Abstract

General cause of diabetes mellitus is Diabetic Retinopathy (DR), which outcomes in lesions on the retinas that impair vision. If it is not detected in time, the result is severe blindness issues. Regrettably, there is no treatment for DR. Early diagnosis and treatment of DR can greatly lower the risk of visual loss. In contrast to computer-aided diagnosis methods, the manual diagnosis of DR using retina fundus images is more time-consuming effort, and high cost as well, as it is highly prone to error. Deep learning has emerged as one of the most popular methods for improving performance, particularly in the classification and analysis of medical images. Therefore, a deep structure-based DR detection and severity classification has been demonstrated for treating the DR with the usage of fundus images. The major aim of this developed technique is to classify the severity level of the retinal region of the human eye from the fundus images.

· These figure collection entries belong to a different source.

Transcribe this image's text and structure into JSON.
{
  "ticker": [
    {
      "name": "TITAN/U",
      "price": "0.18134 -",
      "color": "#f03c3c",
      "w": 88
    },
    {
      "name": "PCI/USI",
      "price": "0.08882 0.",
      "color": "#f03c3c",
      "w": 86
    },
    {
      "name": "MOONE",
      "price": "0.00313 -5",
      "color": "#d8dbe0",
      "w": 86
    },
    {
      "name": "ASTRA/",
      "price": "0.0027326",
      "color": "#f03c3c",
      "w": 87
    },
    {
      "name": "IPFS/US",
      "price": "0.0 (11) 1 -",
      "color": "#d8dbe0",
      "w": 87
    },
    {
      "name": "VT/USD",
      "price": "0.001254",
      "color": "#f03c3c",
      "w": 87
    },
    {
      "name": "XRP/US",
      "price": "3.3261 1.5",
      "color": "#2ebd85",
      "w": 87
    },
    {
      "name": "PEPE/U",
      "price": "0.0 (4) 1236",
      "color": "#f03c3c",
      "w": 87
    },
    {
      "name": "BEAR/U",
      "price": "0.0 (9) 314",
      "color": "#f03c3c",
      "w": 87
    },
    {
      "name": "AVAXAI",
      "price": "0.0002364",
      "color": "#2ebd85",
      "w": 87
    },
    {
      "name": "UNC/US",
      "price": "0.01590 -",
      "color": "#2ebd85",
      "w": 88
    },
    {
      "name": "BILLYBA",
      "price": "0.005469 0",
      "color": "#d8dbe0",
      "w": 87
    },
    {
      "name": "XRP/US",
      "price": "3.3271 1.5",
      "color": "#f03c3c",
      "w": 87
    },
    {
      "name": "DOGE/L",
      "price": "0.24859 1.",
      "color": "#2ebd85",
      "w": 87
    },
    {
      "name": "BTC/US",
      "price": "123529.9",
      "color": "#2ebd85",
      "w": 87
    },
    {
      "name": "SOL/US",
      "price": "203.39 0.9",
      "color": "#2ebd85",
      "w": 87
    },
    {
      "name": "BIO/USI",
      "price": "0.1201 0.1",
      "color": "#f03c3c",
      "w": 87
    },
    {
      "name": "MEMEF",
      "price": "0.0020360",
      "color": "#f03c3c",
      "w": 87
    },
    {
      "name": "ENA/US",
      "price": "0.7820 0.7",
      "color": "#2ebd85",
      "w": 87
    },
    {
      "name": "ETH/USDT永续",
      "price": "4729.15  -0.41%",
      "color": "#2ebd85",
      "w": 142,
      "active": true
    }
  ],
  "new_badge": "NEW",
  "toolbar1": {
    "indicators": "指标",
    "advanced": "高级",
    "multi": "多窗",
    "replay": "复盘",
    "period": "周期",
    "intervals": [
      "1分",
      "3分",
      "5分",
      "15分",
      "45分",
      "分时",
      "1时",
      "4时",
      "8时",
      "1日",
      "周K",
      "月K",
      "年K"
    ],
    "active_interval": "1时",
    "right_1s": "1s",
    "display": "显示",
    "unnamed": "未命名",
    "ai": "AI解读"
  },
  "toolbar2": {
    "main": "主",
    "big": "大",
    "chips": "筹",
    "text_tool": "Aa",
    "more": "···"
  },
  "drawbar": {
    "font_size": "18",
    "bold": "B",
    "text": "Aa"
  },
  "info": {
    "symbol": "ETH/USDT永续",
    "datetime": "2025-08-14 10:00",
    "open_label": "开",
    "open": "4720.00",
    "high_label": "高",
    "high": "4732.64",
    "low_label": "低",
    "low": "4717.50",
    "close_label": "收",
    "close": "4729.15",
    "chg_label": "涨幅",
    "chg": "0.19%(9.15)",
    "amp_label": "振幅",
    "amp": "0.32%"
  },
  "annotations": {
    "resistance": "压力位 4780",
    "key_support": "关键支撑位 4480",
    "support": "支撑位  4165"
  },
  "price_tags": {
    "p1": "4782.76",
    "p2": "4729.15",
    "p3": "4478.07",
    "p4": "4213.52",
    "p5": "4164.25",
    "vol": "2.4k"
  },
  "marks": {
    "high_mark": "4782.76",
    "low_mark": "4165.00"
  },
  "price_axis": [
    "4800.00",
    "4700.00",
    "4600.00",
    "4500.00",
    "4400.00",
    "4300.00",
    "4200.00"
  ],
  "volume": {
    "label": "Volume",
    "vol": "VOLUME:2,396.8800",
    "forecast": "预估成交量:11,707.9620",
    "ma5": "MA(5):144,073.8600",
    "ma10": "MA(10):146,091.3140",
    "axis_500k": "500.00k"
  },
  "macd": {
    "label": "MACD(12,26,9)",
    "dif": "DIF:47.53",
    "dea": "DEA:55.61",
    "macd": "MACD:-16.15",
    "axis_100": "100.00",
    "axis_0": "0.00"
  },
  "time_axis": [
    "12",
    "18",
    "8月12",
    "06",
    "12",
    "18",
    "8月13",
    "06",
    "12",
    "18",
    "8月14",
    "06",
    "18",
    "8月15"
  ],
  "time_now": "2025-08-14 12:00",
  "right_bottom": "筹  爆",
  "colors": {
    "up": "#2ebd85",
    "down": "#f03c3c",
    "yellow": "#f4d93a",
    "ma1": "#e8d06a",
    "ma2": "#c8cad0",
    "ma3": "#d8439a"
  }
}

At first, the required retinal fundus images are collected from the standard benchmark data sources. Secondly, image enhancement techniques are applied to the collected fundus images to improve the quality of images. Thirdly, the abnormality segmentations are carried out by using the optic disc removal process using active contouring model and then, the regional segmentation is done via the Modified U-Net method. Finally, the segmented image is subjected to the hybrid classifier network named a Hybrid Soft Attention-based DenseNet with Multi-Scale Gated ResNet (HSADMGR Net) for classifying the retinal fundus images and finding the severity level of the retinal images with higher accuracy. Furthermore, the parameters present inside the hybrid classifier network are optimized with the help of implemented Multi-Armed Bandits Groundwater Flow Algorithm (MABGFA). The test results regarding the developed deep structure-based DR model are validated with the existing DR detection and classification approaches by using different performance measures.